Chiedemmo del Parroco, ma ci disse che non c’era e che tanto lei sapeva che
anche lui ci avrebbe mandato via. Girammo tutto il giorno nelle frazioni
vicine. A sera tornammo a domandare di parlare col Parroco; nell’attesa
andammo in chiesa a pregare... Non vedevo l’ora di trovarmi sola con Gesù;
di passare in rassegna davanti a Lui le impressioni della giornata; di
parlargli delle persone che avevo incontrato e di raccomandargli di fecondare
i libri diffusi, le parole ascoltate e dette...
«La
mia preghiera era aperta alla confidenza, quando venne ancora la perpetua a
dirci che il Parroco ci avrebbe ascoltato, ma dopo cena, e che "un piatto
di minestra ce lo avrebbero dato, se fosse avanzato".
«Le
parole suonavano così, anche se sotto forse intendevano altro. La mia mente
corse a casa mia dove i miei familiari a quell’ora stavano cenando, con la
mensa ben imbandita. Se fosse capitato qualcuno, l’avrebbero fatto mangiare
con loro, dando anche del meglio... E io avrei mangiato una minestra, se fosse
avanzata... Ah, no – mi dissi – non posso continuare. Se i miei lo
sapessero, verrebbero subito a prendermi... Alzai gli occhi verso il
Tabernacolo e piansi. Mi parve percepire netta una voce: "Hai scelto di
essere missionaria tra le Figlie di S. Paolo, e ti smarrisci per tanto poco?

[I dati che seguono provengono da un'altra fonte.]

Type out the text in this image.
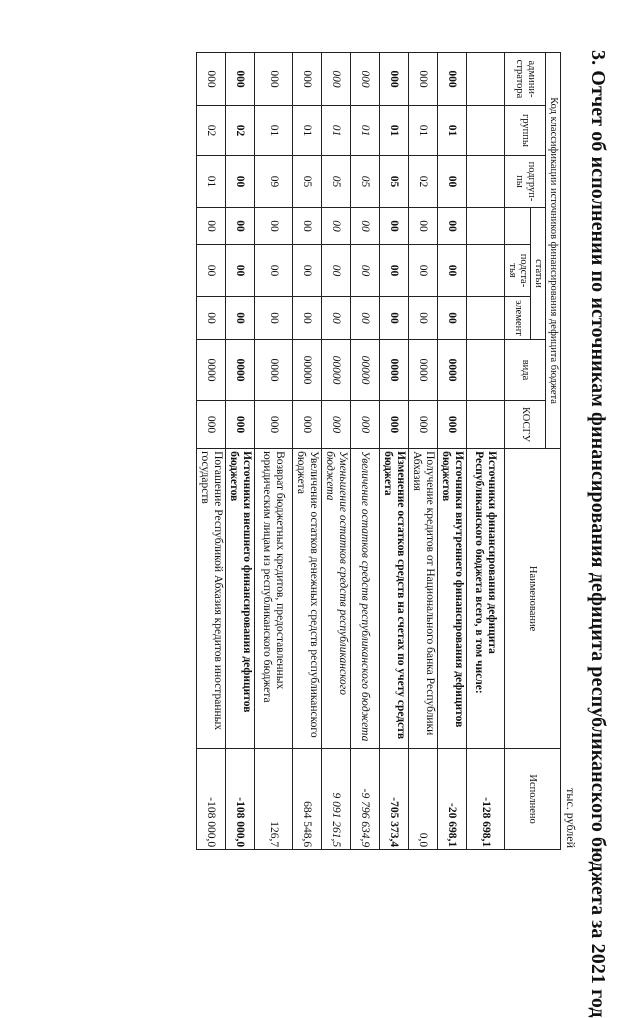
3. Отчет об исполнении по источникам финансирования дефицита республиканского бюджета за 2021 год
тыс. рублей
Код классификации источников финансирования дефицита бюджета								Наименование	Исполнено
админи-стратора	группы	подгруп-пы	статьи			вида	КОСГУ		
				подста-тья	элемент				
								Источники финансирования дефицита Республиканского бюджета всего, в том числе:	-128 698,1
000	01	00	00	00	00	0000	000	Источники внутреннего финансирования дефицитов бюджетов	-20 698,1
000	01	02	00	00	00	0000	000	Получение кредитов от Национального банка Республики Абхазия	0,0
000	01	05	00	00	00	0000	000	Изменение остатков средств на счетах по учету средств бюджета	-705 373,4
000	01	05	00	00	00	00000	000	Увеличение остатков средств республиканского бюджета	-9 796 634,9
000	01	05	00	00	00	00000	000	Уменьшение остатков средств республиканского бюджета	9 091 261,5
000	01	05	00	00	00	00000	000	Увеличение остатков денежных средств республиканского бюджета	684 548,6
000	01	09	00	00	00	0000	000	Возврат бюджетных кредитов, предоставленных юридическим лицам из республиканского бюджета	126,7
000	02	00	00	00	00	0000	000	Источники внешнего финансирования дефицитов бюджетов	-108 000,0
000	02	01	00	00	00	0000	000	Погашение Республикой Абхазия кредитов иностранных государств	-108 000,0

Hai il coraggio di lamentarti, mentre un fiume di stampa cattiva mi strappa
tante anime? E non ricordi come il Primo Maestro ha detto che una Figlia di S.
Paolo deve portare in cuore le ansie del mondo intero ed essere disposta a
tutto per salvare anche una sola anima?...".
«Fu
la vittoria completa... Quella sera avemmo poi vitto e alloggio. E io proposi
di non preoccuparmi mai più del come e del dove sarei andata a mangiare o a
dormire; ma pensare di arrivare a quante più anime mi fosse stato possibile.
Sono passati 14 anni di ininterrotta propaganda; e posso affermare che non mi
è mai mancato nulla, e che ho anzi gustato tante tante soddisfazioni
apostoliche nei giri di propaganda a domicilio».
Quante
persone e quante volte hanno avuto espressioni analoghe a quelle che ebbe un
signore del Texas nel 1953, entrando in una libreria delle Figlie di S. Paolo:
«Finalmente è sorto nella Chiesa un istituto che fa per noi. Vi sono tanti
asili, tanti orfanotrofi, ospedali per accogliere malati di ogni genere,
ricoveri per vecchi, istituti per la gioventù... ma per noi che siamo sani di
corpo, ma spesso malati di spirito non c’era ancora un Istituto... Non c’erano
suore che venissero nelle nostre case, nelle carceri, negli ospedali, nelle
scuole a portare la Parola di Dio come fate voi. Voi siete state fondate per i
bisogni dell’uomo moderno: siate benedette voi e il vostro Fondatore!».